Dienstag, 02. September 2025

Über die Autorin

Zoë Schlär ist seit fast 20 Jahren Mediatorin und versteht sich als Übersetzerin in Konfliktsituationen – sowohl im Beruflichen als auch im Privaten. Zudem ist sie Ausbilderin für Mediation, Trainerin und Systemischer Businesscoach. Für Creme Guides schreibt sie über festgefahrene Situationen, neue Begegnungsräume und das gegenseitige Verstehen, um nachhaltige Veränderung zu erreichen.

Wenn Eltern älter werden, verändert sich auch das Verhältnis der Kinder zueinander. Fragen nach Nähe und Verantwortung, nach Zeit, Geld und Fürsorge tauchen auf. Oft entsteht dabei ein Ungleichgewicht: Die einen wohnen in der Nähe und übernehmen den Alltag. Die anderen sind räumlich weiter entfernt, übernehmen Telefonate, machen sich Sorgen und fühlen sich doch manchmal ausgeschlossen.

So auch bei Elisa und Markus. Sie sind Anfang, Mitte fünfzig, die Mutter lebt seit einiger Zeit in einer Pflegeeinrichtung. Markus wohnt in Berlin und trägt die Hauptlast: Besuche, Gespräche mit Ärzten und Ärztinnen sowie Pflegenden, die Organisation von Rechnungen und Formularen, kleine Besorgungen, die niemand sonst erledigt.
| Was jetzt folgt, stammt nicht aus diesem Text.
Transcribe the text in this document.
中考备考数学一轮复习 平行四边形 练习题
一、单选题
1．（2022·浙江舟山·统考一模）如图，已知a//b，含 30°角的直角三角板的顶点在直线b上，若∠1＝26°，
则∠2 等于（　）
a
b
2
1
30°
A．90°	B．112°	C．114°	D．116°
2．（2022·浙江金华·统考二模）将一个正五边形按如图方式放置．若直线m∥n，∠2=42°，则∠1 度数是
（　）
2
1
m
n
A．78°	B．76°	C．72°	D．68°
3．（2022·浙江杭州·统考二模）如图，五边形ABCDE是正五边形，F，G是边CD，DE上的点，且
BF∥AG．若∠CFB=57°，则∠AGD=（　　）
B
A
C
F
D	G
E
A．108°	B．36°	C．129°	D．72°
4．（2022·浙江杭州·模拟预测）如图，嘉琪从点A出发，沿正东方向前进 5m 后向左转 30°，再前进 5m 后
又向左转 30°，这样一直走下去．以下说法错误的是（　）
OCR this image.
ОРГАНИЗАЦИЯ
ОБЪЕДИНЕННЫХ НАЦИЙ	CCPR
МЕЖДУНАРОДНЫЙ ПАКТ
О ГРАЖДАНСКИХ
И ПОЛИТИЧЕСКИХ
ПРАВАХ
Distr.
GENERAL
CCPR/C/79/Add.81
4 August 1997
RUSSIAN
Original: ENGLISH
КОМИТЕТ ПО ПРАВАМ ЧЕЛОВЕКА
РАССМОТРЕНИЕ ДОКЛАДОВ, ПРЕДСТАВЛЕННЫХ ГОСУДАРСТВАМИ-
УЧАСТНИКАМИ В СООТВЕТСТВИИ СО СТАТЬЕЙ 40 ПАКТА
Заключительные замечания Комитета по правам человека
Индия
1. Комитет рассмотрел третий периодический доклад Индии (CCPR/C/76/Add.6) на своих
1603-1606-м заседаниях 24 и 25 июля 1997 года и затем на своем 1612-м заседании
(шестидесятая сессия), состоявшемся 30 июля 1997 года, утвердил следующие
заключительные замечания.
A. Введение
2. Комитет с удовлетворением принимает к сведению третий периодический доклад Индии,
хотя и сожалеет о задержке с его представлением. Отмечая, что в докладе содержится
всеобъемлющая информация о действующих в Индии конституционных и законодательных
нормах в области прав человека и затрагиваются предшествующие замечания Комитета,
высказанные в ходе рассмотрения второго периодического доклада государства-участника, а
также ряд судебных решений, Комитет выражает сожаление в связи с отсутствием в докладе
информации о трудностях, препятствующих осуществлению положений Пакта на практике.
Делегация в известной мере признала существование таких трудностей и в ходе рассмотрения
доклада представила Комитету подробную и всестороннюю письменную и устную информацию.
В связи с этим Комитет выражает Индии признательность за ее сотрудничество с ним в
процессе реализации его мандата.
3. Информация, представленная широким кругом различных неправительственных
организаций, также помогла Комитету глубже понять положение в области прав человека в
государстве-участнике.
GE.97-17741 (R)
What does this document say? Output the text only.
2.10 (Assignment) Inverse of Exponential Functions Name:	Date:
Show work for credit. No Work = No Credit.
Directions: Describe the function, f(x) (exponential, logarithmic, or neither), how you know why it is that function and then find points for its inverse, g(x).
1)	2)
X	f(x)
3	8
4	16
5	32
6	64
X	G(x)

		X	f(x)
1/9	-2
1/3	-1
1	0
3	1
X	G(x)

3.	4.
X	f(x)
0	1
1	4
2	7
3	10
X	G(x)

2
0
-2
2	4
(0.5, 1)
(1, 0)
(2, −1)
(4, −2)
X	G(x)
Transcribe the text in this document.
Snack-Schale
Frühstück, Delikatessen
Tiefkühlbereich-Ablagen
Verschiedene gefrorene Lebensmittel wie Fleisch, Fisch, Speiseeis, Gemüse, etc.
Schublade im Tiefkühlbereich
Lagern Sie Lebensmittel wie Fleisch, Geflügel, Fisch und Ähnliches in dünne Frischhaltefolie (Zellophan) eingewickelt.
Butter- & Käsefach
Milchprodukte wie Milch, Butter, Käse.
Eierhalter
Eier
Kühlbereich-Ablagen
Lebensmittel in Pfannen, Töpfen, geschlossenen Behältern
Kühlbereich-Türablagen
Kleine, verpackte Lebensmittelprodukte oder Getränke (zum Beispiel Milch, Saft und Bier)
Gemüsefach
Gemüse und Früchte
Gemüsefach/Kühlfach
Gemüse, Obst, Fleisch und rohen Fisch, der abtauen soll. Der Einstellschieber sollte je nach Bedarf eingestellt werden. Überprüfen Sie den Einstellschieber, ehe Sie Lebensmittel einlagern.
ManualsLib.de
Elisa lebt in Süddeutschland, kommt nur alle paar Wochen nach Berlin, telefoniert dafür regelmäßig mit der Mutter. Sie sorgt sich, fragt nach, ist beruflich jedoch stark eingebunden und viel unterwegs.

Aus dieser Konstellation entstand zunehmender Frust: Markus fühlte sich allein gelassen, Elisa nicht ernstgenommen. Dazu kamen die eigenen Lebenslagen – seine laufende Scheidung, ihr hoher beruflicher Druck. Vorwürfe standen im Raum, Verletzungen sammelten sich an.

In der Mediation nahmen sie sich einen halben Tag Zeit. Ohne den Anspruch, alles sofort regeln zu müssen, aber mit dem Ziel, sich zuzuhören. Der entscheidende Moment war die Verschiebung des Blickwinkels: weg vom Du machst nicht genug hin zu Ich wünsche mir, dass…. Aus Anklagen wurden Bedürfnisse, aus alten Mustern neue Einsichten.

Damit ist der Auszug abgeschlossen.